Soruyu bana sorsalar yanıtım hazır:
Asansör
Bilim insanlarının bunca keşif ve icadı
dururken asansör de nereden çıktı diyeceksiniz. Kişisel bir konu bu benim için.
New York’ta geçen yıllarımın çoğu 20
katın üzerinde binalarda geçti. Asansör icat edilmeseydi yüzlerce basamak
merdiveni tırmanamayacağım için uzak semtlere taşınmaya mecbur kalıp yollarda
yarım günüm işe gelip gitmekle geçecek, birkaç katlı binalarda ofis bulmak gibi
imkansıza yakın çaba sarf edecektim. Kime dert, değil mi? Değil. Yüz binlerce
New York’lu da eminim düşüncemi paylaşıyor.
Asansör konusu bu kadarla da bitmiyor.
New York’un merkezi sayılan Manhattan, yerkürenin de nabzının attığı bir bölge.
İki milyon nüfuslu bu minik ada, finans, ticaret, borsa, bankacılık, moda,
medya, tanıtım, reklam ve otelcilik gibi pek çok alanda dünya lideri. Tüm bu
kurumlar yüksek binalarda, gökdelenlerde faaliyetlerini sürdürüyorlar. Asansör
olmasaydı gökdelenler olmayacaktı. O halde New York bugünkü önemine sahip olur
muydu? Sanmıyorum.
Hürriyet Abidesi, Broadway, Fifth
Avenue (Beşinci Cadde) ve Central Park, New York’un başlıca simgeleri. Ama
Manhattan’a karayolundan yaklaşırken beliren gökdelenlerin görkemli manzarası,
tek kelime ile New York. Gökdelensiz New York’u tahayyül etmek dahi güç.

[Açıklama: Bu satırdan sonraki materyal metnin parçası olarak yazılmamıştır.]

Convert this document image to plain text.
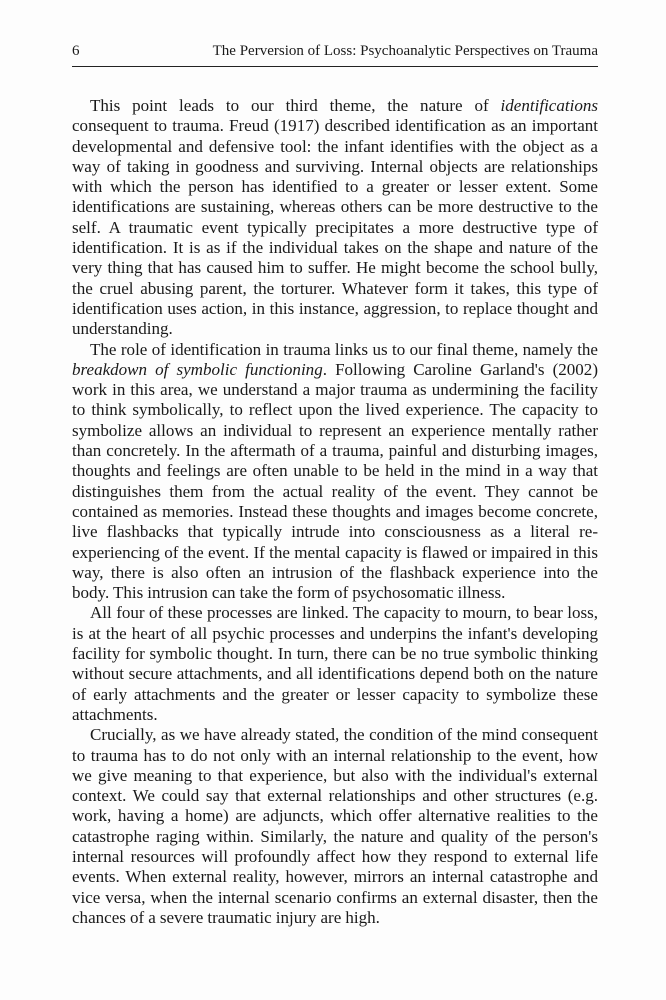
6	The Perversion of Loss: Psychoanalytic Perspectives on Trauma

This point leads to our third theme, the nature of identifications consequent to trauma. Freud (1917) described identification as an important developmental and defensive tool: the infant identifies with the object as a way of taking in goodness and surviving. Internal objects are relationships with which the person has identified to a greater or lesser extent. Some identifications are sustaining, whereas others can be more destructive to the self. A traumatic event typically precipitates a more destructive type of identification. It is as if the individual takes on the shape and nature of the very thing that has caused him to suffer. He might become the school bully, the cruel abusing parent, the torturer. Whatever form it takes, this type of identification uses action, in this instance, aggression, to replace thought and understanding.

The role of identification in trauma links us to our final theme, namely the breakdown of symbolic functioning. Following Caroline Garland's (2002) work in this area, we understand a major trauma as undermining the facility to think symbolically, to reflect upon the lived experience. The capacity to symbolize allows an individual to represent an experience mentally rather than concretely. In the aftermath of a trauma, painful and disturbing images, thoughts and feelings are often unable to be held in the mind in a way that distinguishes them from the actual reality of the event. They cannot be contained as memories. Instead these thoughts and images become concrete, live flashbacks that typically intrude into consciousness as a literal re-experiencing of the event. If the mental capacity is flawed or impaired in this way, there is also often an intrusion of the flashback experience into the body. This intrusion can take the form of psychosomatic illness.

All four of these processes are linked. The capacity to mourn, to bear loss, is at the heart of all psychic processes and underpins the infant's developing facility for symbolic thought. In turn, there can be no true symbolic thinking without secure attachments, and all identifications depend both on the nature of early attachments and the greater or lesser capacity to symbolize these attachments.

Crucially, as we have already stated, the condition of the mind consequent to trauma has to do not only with an internal relationship to the event, how we give meaning to that experience, but also with the individual's external context. We could say that external relationships and other structures (e.g. work, having a home) are adjuncts, which offer alternative realities to the catastrophe raging within. Similarly, the nature and quality of the person's internal resources will profoundly affect how they respond to external life events. When external reality, however, mirrors an internal catastrophe and vice versa, when the internal scenario confirms an external disaster, then the chances of a severe traumatic injury are high.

Bulutlarla yarışan, sisli günlerde üst
katları dahi görünmeyen gökdelenler, Amerikan işadamlarının birbirleriyle
zenginlik yarışının eseri.
İlkin 1800’lü yılların sonunda ’yüksek
yapı’ kategosine giren 12 katın üstündeki bina inşaasıyla başlayan bu akım,
1920’lerden itibaren gerçek bir yarışa dönüştü. Servetlerini petrolden
madenciliğe çeşitli sanayilerden kazanmış işadamlarının mimar ve mühendislerine
‘New York’un en yüksek binasını istiyorum’ şeklinde talimatlar vermesi
sonucunda, Manhattan adasında bir gökdelenler mahallesi kuruldu.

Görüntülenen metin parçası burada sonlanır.